Touch increases all vampire powers. I wasn’t sure this was a vampire power, but the fascination I seemed to have over them once they touched me was interesting. “If you want to touch my hair, I can’t stop you.”
His face was close enough that I could see the skin around his eyes crinkle upward, and knew he was smiling. “Why do I want to take off my glove and touch your hair?”
I told him the truth. “I don’t know.”
“The compulsion is quite strong,” he said.
My leopard had stopped running, and seemed to be waiting for something, but I could feel her just below the surface of me like a diver waiting and counting the minutes before he can surface without getting the bends. You hold yourself suspended in the water, watching your bubbles rise, and waiting. The leopard had that feel to her, but there were no bubbles for her to watch, and leopards don’t keep time, not like that.
“Touch me.” I whispered it.
He undid a snap on his sleeve and rolled the glove backward over his hand. The glove was a part of the shirt. He touched my hair, kneading his fingers through the curl. My leopard purred, stretching against his hand as if he touched her domed head, instead of my curls. I saw her in my mind’s eye pushing her head against his hand like a big house-cat, but then she slid herself down his arm, against his body. I had a moment of lying there on the table and feeling that other energy rub along the front of his body at the same time, like being in two places at one time.
His hand convulsed in my hair, his body shuddering under the brush of the leopard. It closed his eyes, bowed his neck backward, as if it felt unbelievably good.
He opened his eyes and gazed down at me. His eyes were deep gold leopard eyes. “If you do that again, we’ll shoot Lisandro again.”
“We’ll all go deaf if you keep using the gun in this room,” I said, and my voice was amazingly matter-of-fact.
“Then we will use blades,” he said. He made a motion and I turned in time to see one of the silent Harlequin move in a blur of black. One minute standing still, the next a knife sticking into Lisandro’s upper thigh. I had been looking right at him, and hadn’t seen it all. God help me, they were fast.
Lisandro made a sharp muffled sound through his gag. His shoulders rose off the table as his body dealt with the pain of a huge-ass knife hilt-deep in his thigh.
“You said next time. I didn’t do it again.”

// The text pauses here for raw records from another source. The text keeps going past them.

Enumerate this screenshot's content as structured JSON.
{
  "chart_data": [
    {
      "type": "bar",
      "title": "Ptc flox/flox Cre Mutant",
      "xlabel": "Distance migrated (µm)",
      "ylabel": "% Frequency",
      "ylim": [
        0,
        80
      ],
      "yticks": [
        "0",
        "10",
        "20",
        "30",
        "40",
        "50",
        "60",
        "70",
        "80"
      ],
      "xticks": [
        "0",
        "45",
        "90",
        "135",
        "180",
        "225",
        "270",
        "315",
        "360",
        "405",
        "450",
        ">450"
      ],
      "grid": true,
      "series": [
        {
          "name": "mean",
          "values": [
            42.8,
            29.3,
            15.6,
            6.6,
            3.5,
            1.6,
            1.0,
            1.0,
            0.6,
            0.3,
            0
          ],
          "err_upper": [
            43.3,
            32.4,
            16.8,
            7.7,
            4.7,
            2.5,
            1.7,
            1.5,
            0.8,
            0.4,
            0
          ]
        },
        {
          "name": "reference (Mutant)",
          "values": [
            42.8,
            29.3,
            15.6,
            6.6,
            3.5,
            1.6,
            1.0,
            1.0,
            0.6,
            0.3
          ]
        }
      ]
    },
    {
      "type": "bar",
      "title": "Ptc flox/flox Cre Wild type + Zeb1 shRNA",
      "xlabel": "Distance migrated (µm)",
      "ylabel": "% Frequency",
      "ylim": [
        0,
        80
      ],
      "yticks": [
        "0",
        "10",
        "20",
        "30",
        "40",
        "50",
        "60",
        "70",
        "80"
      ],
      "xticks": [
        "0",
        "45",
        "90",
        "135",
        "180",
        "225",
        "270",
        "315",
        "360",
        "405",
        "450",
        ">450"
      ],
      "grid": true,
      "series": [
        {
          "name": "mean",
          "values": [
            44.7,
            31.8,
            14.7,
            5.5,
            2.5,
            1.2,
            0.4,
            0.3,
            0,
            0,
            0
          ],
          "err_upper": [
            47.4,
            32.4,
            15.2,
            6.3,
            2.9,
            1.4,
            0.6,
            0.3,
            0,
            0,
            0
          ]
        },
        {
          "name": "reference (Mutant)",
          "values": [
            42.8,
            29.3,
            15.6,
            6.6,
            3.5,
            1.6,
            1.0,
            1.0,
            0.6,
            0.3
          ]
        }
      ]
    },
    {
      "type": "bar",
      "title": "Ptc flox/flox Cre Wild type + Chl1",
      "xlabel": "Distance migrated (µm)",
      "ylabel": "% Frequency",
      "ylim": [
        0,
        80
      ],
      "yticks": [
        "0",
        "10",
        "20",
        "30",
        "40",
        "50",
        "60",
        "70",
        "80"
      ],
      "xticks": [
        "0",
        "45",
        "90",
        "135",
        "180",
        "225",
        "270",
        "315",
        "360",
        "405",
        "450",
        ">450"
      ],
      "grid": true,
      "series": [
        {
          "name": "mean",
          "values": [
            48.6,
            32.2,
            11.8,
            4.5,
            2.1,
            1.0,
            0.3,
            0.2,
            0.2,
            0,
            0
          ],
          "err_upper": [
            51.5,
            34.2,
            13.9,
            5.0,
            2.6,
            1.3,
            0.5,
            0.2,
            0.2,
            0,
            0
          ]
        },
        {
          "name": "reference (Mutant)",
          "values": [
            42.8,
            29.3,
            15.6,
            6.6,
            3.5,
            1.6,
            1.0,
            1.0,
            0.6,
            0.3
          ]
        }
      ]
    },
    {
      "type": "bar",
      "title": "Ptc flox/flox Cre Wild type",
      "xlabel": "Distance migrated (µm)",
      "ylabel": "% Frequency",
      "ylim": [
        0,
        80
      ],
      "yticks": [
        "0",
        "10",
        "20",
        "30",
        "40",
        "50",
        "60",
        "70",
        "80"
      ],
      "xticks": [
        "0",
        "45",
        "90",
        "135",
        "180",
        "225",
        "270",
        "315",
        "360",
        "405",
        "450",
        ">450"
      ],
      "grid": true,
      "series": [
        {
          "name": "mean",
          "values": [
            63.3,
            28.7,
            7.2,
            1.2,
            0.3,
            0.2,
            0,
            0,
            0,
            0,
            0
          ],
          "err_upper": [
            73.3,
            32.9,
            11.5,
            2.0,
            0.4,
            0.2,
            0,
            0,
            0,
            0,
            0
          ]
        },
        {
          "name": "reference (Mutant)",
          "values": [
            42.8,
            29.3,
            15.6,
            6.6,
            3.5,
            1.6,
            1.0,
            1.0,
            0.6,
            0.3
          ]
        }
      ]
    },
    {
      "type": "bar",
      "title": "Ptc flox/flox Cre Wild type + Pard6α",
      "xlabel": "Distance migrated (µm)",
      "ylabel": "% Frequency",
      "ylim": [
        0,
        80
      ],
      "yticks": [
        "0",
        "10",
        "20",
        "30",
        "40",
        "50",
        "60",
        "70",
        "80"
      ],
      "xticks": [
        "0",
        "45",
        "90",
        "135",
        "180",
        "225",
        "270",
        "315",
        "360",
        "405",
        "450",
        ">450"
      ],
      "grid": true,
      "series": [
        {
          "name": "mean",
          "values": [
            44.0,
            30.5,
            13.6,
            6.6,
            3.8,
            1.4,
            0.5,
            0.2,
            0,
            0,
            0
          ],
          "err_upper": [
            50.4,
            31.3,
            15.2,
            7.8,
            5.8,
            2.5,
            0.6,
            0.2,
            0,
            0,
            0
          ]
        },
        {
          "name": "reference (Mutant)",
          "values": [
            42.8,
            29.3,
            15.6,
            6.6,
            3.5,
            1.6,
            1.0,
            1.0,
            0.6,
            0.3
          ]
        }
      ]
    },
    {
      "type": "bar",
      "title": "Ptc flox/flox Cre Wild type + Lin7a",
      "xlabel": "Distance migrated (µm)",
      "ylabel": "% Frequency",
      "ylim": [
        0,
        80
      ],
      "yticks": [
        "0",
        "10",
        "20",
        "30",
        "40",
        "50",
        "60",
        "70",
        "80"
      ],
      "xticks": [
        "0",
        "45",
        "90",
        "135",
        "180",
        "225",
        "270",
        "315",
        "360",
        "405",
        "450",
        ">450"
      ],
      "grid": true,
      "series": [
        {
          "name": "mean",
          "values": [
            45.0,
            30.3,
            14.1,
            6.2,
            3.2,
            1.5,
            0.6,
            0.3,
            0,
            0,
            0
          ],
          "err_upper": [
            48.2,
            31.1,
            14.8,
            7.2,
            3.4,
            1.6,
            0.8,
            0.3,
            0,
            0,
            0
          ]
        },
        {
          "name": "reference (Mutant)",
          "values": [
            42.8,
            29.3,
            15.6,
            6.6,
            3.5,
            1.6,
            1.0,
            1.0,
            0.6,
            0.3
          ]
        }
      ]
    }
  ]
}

He motioned again and I turned in time to see the same Harlequin wrap his hand around the hilt. “Oh, shit,” I said. And he pulled the blade free in one quick pull. Blood welled out of the cut, staining his jeans farther up and on the opposite side from the knee injury. Lisandro looked at me, eyes wide enough to show too much white around the brown. The look was clear: Stop that.
“I didn’t do anything,” I said, to that unsaid comment.
Harley motioned and one of the others went for the still-open door. It was like some kind of arcane sign language, or the small hand signals that special forces teams can use, but they weren’t hand signals that I’d ever seen.